Publié le 09 août 2019

ENVIRONNEMENT

La mort du maire de Signes, Jean-Mathieu Michel, met en lumière la persistance des décharges sauvages en France

On les pensait presque disparues, mais non ! La mort du maire de Signes Jean-Mathieu Michel, lundi 5 août, a mis en lumière le problème des décharges sauvages dans le Var et ailleurs en France, un phénomène face auquel communes, associations et riverains semblent démunis.

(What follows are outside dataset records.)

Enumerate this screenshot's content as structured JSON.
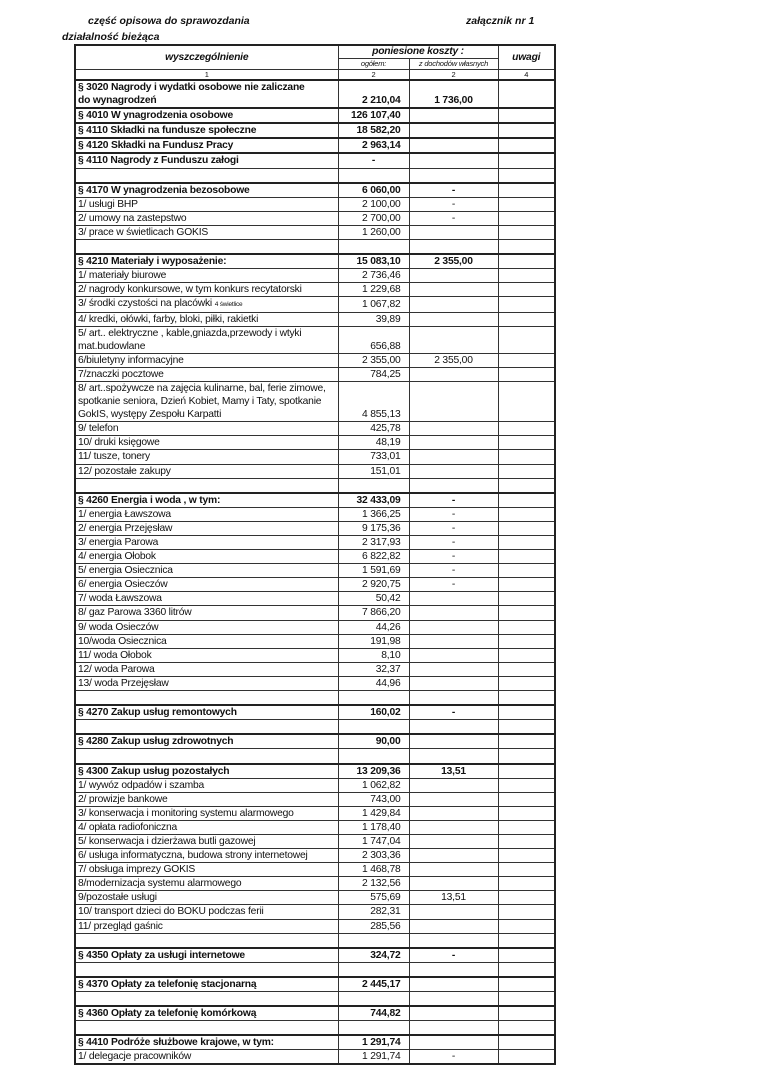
{
  "header": {
    "left_title": "część opisowa do sprawozdania",
    "right_title": "załącznik nr 1",
    "subtitle": "działalność bieżąca"
  },
  "table_head": {
    "col1": "wyszczególnienie",
    "group": "poniesione koszty :",
    "col2": "ogółem:",
    "col3": "z dochodów własnych",
    "col4": "uwagi",
    "num1": "1",
    "num2": "2",
    "num3": "2",
    "num4": "4"
  },
  "rows": [
    {
      "label": "§ 3020 Nagrody i wydatki osobowe nie zaliczane\ndo wynagrodzeń",
      "total": "2 210,04",
      "own": "1 736,00",
      "bold": true
    },
    {
      "label": "§ 4010 W ynagrodzenia osobowe",
      "total": "126 107,40",
      "own": "",
      "bold": true
    },
    {
      "label": "§ 4110 Składki na fundusze społeczne",
      "total": "18 582,20",
      "own": "",
      "bold": true
    },
    {
      "label": "§ 4120 Składki na Fundusz Pracy",
      "total": "2 963,14",
      "own": "",
      "bold": true
    },
    {
      "label": "§ 4110 Nagrody z Funduszu załogi",
      "total": "-",
      "own": "",
      "bold": true,
      "center_total": true
    },
    {
      "label": "",
      "total": "",
      "own": ""
    },
    {
      "label": "§ 4170 W ynagrodzenia bezosobowe",
      "total": "6 060,00",
      "own": "-",
      "bold": true
    },
    {
      "label": "1/ usługi BHP",
      "total": "2 100,00",
      "own": "-"
    },
    {
      "label": "2/ umowy na zastepstwo",
      "total": "2 700,00",
      "own": "-"
    },
    {
      "label": "3/ prace w świetlicach GOKIS",
      "total": "1 260,00",
      "own": ""
    },
    {
      "label": "",
      "total": "",
      "own": ""
    },
    {
      "label": "§ 4210 Materiały i wyposażenie:",
      "total": "15 083,10",
      "own": "2 355,00",
      "bold": true
    },
    {
      "label": "1/ materiały biurowe",
      "total": "2 736,46",
      "own": ""
    },
    {
      "label": "2/ nagrody konkursowe, w tym konkurs recytatorski",
      "total": "1 229,68",
      "own": ""
    },
    {
      "label": "3/ środki czystości na placówki",
      "note": "4 świetlice",
      "total": "1 067,82",
      "own": ""
    },
    {
      "label": "4/ kredki, ołówki, farby, bloki, piłki, rakietki",
      "total": "39,89",
      "own": ""
    },
    {
      "label": "5/ art.. elektryczne , kable,gniazda,przewody i wtyki\nmat.budowlane",
      "total": "656,88",
      "own": ""
    },
    {
      "label": "6/biuletyny informacyjne",
      "total": "2 355,00",
      "own": "2 355,00"
    },
    {
      "label": "7/znaczki pocztowe",
      "total": "784,25",
      "own": ""
    },
    {
      "label": "8/ art..spożywcze na zajęcia kulinarne, bal, ferie zimowe,\nspotkanie seniora, Dzień Kobiet, Mamy i Taty, spotkanie\nGokIS, występy Zespołu Karpatti",
      "total": "4 855,13",
      "own": ""
    },
    {
      "label": "9/ telefon",
      "total": "425,78",
      "own": ""
    },
    {
      "label": "10/ druki księgowe",
      "total": "48,19",
      "own": ""
    },
    {
      "label": "11/ tusze, tonery",
      "total": "733,01",
      "own": ""
    },
    {
      "label": "12/ pozostałe zakupy",
      "total": "151,01",
      "own": ""
    },
    {
      "label": "",
      "total": "",
      "own": ""
    },
    {
      "label": "§ 4260 Energia i woda , w tym:",
      "total": "32 433,09",
      "own": "-",
      "bold": true
    },
    {
      "label": "1/ energia Ławszowa",
      "total": "1 366,25",
      "own": "-"
    },
    {
      "label": "2/ energia Przejęsław",
      "total": "9 175,36",
      "own": "-"
    },
    {
      "label": "3/ energia Parowa",
      "total": "2 317,93",
      "own": "-"
    },
    {
      "label": "4/ energia Ołobok",
      "total": "6 822,82",
      "own": "-"
    },
    {
      "label": "5/ energia Osiecznica",
      "total": "1 591,69",
      "own": "-"
    },
    {
      "label": "6/ energia Osieczów",
      "total": "2 920,75",
      "own": "-"
    },
    {
      "label": "7/ woda Ławszowa",
      "total": "50,42",
      "own": ""
    },
    {
      "label": "8/ gaz Parowa 3360 litrów",
      "total": "7 866,20",
      "own": ""
    },
    {
      "label": "9/ woda Osieczów",
      "total": "44,26",
      "own": ""
    },
    {
      "label": "10/woda Osiecznica",
      "total": "191,98",
      "own": ""
    },
    {
      "label": "11/ woda Ołobok",
      "total": "8,10",
      "own": ""
    },
    {
      "label": "12/ woda Parowa",
      "total": "32,37",
      "own": ""
    },
    {
      "label": "13/ woda Przejęsław",
      "total": "44,96",
      "own": ""
    },
    {
      "label": "",
      "total": "",
      "own": ""
    },
    {
      "label": "§ 4270 Zakup usług remontowych",
      "total": "160,02",
      "own": "-",
      "bold": true
    },
    {
      "label": "",
      "total": "",
      "own": ""
    },
    {
      "label": "§ 4280 Zakup usług zdrowotnych",
      "total": "90,00",
      "own": "",
      "bold": true
    },
    {
      "label": "",
      "total": "",
      "own": ""
    },
    {
      "label": "§ 4300 Zakup usług pozostałych",
      "total": "13 209,36",
      "own": "13,51",
      "bold": true
    },
    {
      "label": "1/ wywóz odpadów i szamba",
      "total": "1 062,82",
      "own": ""
    },
    {
      "label": "2/ prowizje bankowe",
      "total": "743,00",
      "own": ""
    },
    {
      "label": "3/ konserwacja i monitoring systemu alarmowego",
      "total": "1 429,84",
      "own": ""
    },
    {
      "label": "4/ opłata radiofoniczna",
      "total": "1 178,40",
      "own": ""
    },
    {
      "label": "5/ konserwacja i dzierżawa butli gazowej",
      "total": "1 747,04",
      "own": ""
    },
    {
      "label": "6/ usługa informatyczna, budowa strony internetowej",
      "total": "2 303,36",
      "own": ""
    },
    {
      "label": "7/ obsługa imprezy GOKIS",
      "total": "1 468,78",
      "own": ""
    },
    {
      "label": "8/modernizacja systemu alarmowego",
      "total": "2 132,56",
      "own": ""
    },
    {
      "label": "9/pozostałe usługi",
      "total": "575,69",
      "own": "13,51"
    },
    {
      "label": "10/ transport dzieci do BOKU podczas ferii",
      "total": "282,31",
      "own": ""
    },
    {
      "label": "11/ przegląd gaśnic",
      "total": "285,56",
      "own": ""
    },
    {
      "label": "",
      "total": "",
      "own": ""
    },
    {
      "label": "§ 4350 Opłaty za usługi internetowe",
      "total": "324,72",
      "own": "-",
      "bold": true
    },
    {
      "label": "",
      "total": "",
      "own": ""
    },
    {
      "label": "§ 4370 Opłaty za telefonię stacjonarną",
      "total": "2 445,17",
      "own": "",
      "bold": true
    },
    {
      "label": "",
      "total": "",
      "own": ""
    },
    {
      "label": "§ 4360 Opłaty za telefonię komórkową",
      "total": "744,82",
      "own": "",
      "bold": true
    },
    {
      "label": "",
      "total": "",
      "own": ""
    },
    {
      "label": "§ 4410 Podróże służbowe krajowe, w tym:",
      "total": "1 291,74",
      "own": "",
      "bold": true
    },
    {
      "label": "1/ delegacje pracowników",
      "total": "1 291,74",
      "own": "-"
    }
  ]
}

Decharge sauvage France CC0
En France, il existe encore de nombreuses décharges sauvages mais il y a peu de données.
CC0

"Mourir pour des gravats... C'est dingue, mais c'est avant qu'il fallait s'exciter", accuse un viticulteur du Castellet auprès de l'AFP, après le décès de Jean-Mathieu Michel, renversé par une camionnette qui tentait de déposer des déchets à la sauvette. Car dans ce village du Var voisin de Signes, où des norias de camions viennent déverser les déchets du BTP, on est bien placé pour parler de ces décharges officieuses.

"Ici, ce sont un million de tonnes de déchets qui ont été amenés depuis plus de 30 ans, sur un terrain privé. Certains jours on voyait passer jusqu'à 100 camions. Mais tout le monde fait la politique de l'autruche", accuse ce vigneron, sous le sceau de l'anonymat. "Cette décharge, elle nous mange des terres de l'AOC Bandol depuis le début des années 1990. Et sans autorisation, à notre connaissance", assure Michel Bronzo, vice-président de l'association des vins de Bandol.

Face à cette situation, l'AOC a dû se résoudre à une décision radicale : déclasser les 20 hectares de terrain concernés, au cas où un jour des vignes y seraient plantées. "L'image de nos vins était en jeu. Nous ne pouvions plus attendre éternellement, ça fait 30 ans que ça dure, et ça continue toujours !", a regretté auprès de l'AFP Christine de Salvo, vice-présidente de la chambre d'agriculture du Var et présidente d'une coopérative viticole à La Cadière d'Azur.

Des rejets organisés

Marc Martin-Escoffier, propriétaire du terrain, rejette en bloc ces accusations : "J'ai toutes les autorisations de la Dreal", la direction régionale de l'environnement, de l'aménagement et du logement, a-t-il assuré à l'AFP, en affirmant que ce qu'il reçoit sur son terrain est seulement de la terre de remblais.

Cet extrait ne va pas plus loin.